Was ändert sich und was bleibt gleich?
Neue Begrifflichkeiten – aus Sanktionen werden Leistungsminderungen
Zunächst ist anzumerken, dass sich die Begrifflichkeiten ändern. Man spricht ausweislich der Überschrift des Unterabschnitts 5 im dritten Kapitel nicht mehr von „Sanktionen“, sondern allgemein von „Leistungsminderungen“.
Gründe für Leistungsminderungen
Die Gründe, weshalb leistungsberechtigte Personen mit einer Leistungsminderung als Konsequenz rechnen müssen, sind die gleichen wie vor der Entscheidung des Bundesverfassungsgerichts vom 05.11.2019 – 1 BvL 7/16. Hieran ändert sich dem Grunde nach nichts.

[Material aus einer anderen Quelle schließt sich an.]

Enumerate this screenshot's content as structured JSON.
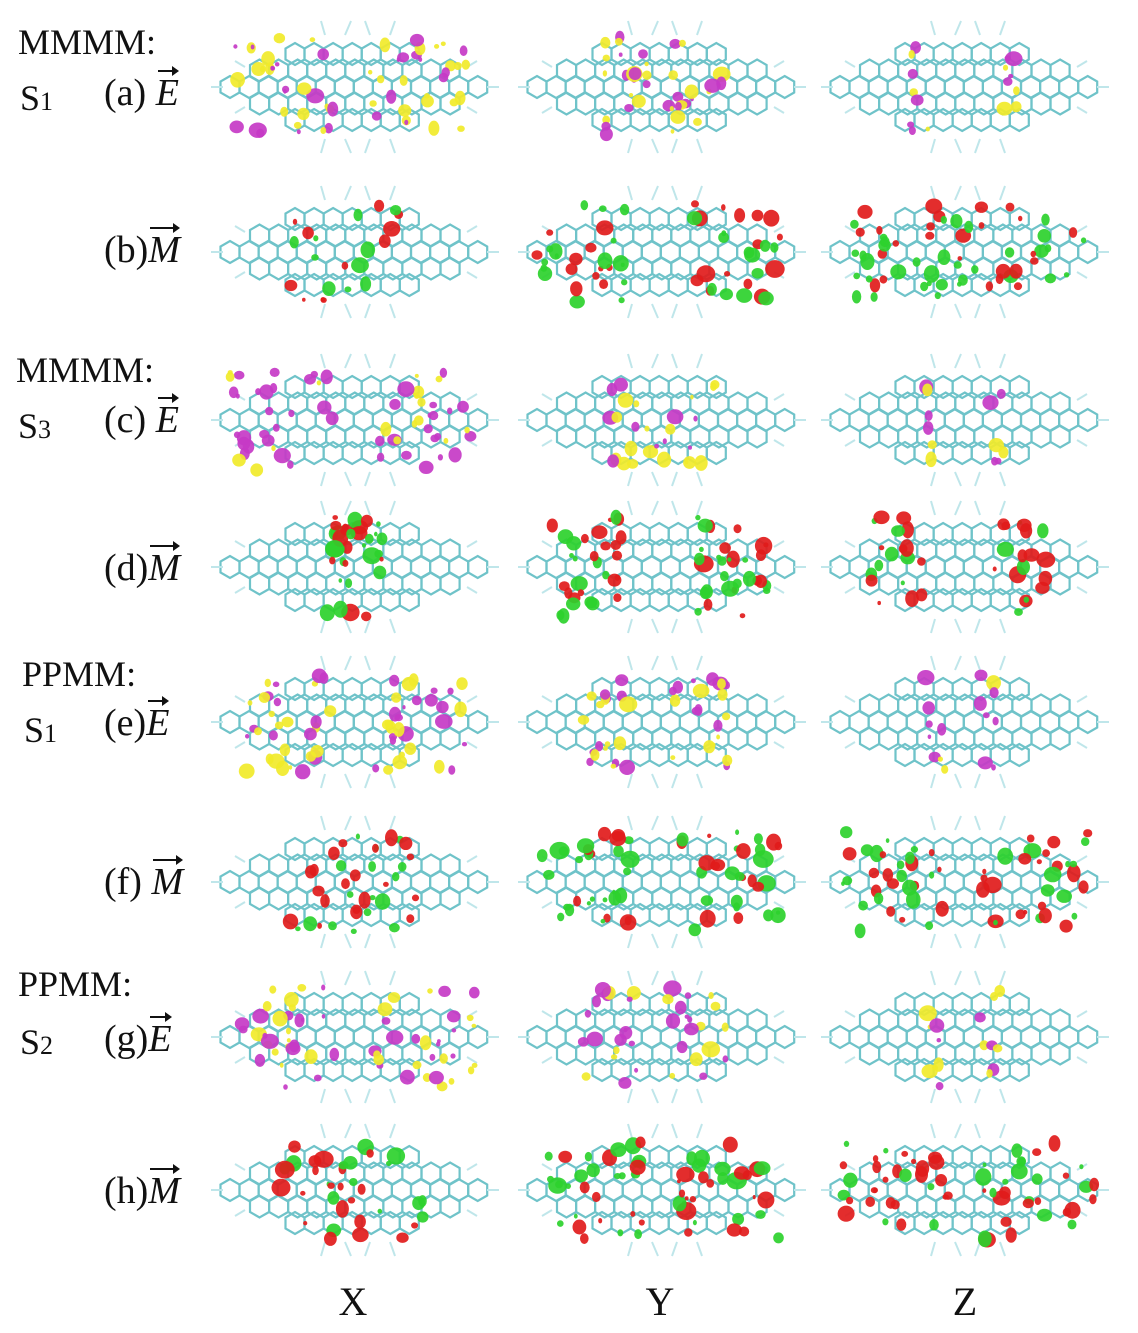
{
  "colors": {
    "bond": "#6fc3c9",
    "hydrogen": "#bfe6ea",
    "e_pos": "#c639c6",
    "e_neg": "#f1ea2a",
    "m_pos": "#e11b1b",
    "m_neg": "#2cd12c"
  },
  "groups": [
    {
      "system": "MMMM:",
      "state": "S",
      "state_sub": "1"
    },
    {
      "system": "MMMM:",
      "state": "S",
      "state_sub": "3"
    },
    {
      "system": "PPMM:",
      "state": "S",
      "state_sub": "1"
    },
    {
      "system": "PPMM:",
      "state": "S",
      "state_sub": "2"
    }
  ],
  "panels": [
    {
      "tag": "(a)",
      "field": "E",
      "kind": "E"
    },
    {
      "tag": "(b)",
      "field": "M",
      "kind": "M"
    },
    {
      "tag": "(c)",
      "field": "E",
      "kind": "E"
    },
    {
      "tag": "(d)",
      "field": "M",
      "kind": "M"
    },
    {
      "tag": "(e)",
      "field": "E",
      "kind": "E"
    },
    {
      "tag": "(f)",
      "field": "M",
      "kind": "M"
    },
    {
      "tag": "(g)",
      "field": "E",
      "kind": "E"
    },
    {
      "tag": "(h)",
      "field": "M",
      "kind": "M"
    }
  ],
  "columns": [
    "X",
    "Y",
    "Z"
  ]
}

Pflichtverletzungen nach § 31 Abs. 1 SGB II
So sind ab dem 01.01.2023 wieder Pflichtverletzungen während des laufenden Eingliederungsprozesses nach § 31 Abs. 1 SGB II einer Leistungsminderung zugänglich, sofern die leistungsberechtigte Person hierfür keinen wichtigen Grund darlegt und nachweist, namentlich
- die Weigerung, die in der Eingliederungsvereinbarung oder im diese ersetzenden Verwaltungsakt niedergelegten Pflichten zu erfüllen, insbesondere in ausreichendem Umfang Eigenbemühungen nachzuweisen (§ 31 Abs. 1 Satz 1 Nr. 1 SGB II),
- die Weigerung eine zumutbare Arbeit, Ausbildung oder ein nach § 16e gefördertes Arbeitsverhältnis aufzunehmen, fortzuführen oder die Verhinderung der Anbahnung durch das Verhalten der leistungsberechtigten Person (§ 31 Abs. 1 Satz 1 Nr. 2 SGB II) oder
- eine zumutbare Maßnahme zur Eingliederung in Arbeit nicht angetreten, abgebrochen oder Anlass für den Abbruch gegeben wird (§ 31 Abs. 1 Satz 1 Nr. 3 SGB II).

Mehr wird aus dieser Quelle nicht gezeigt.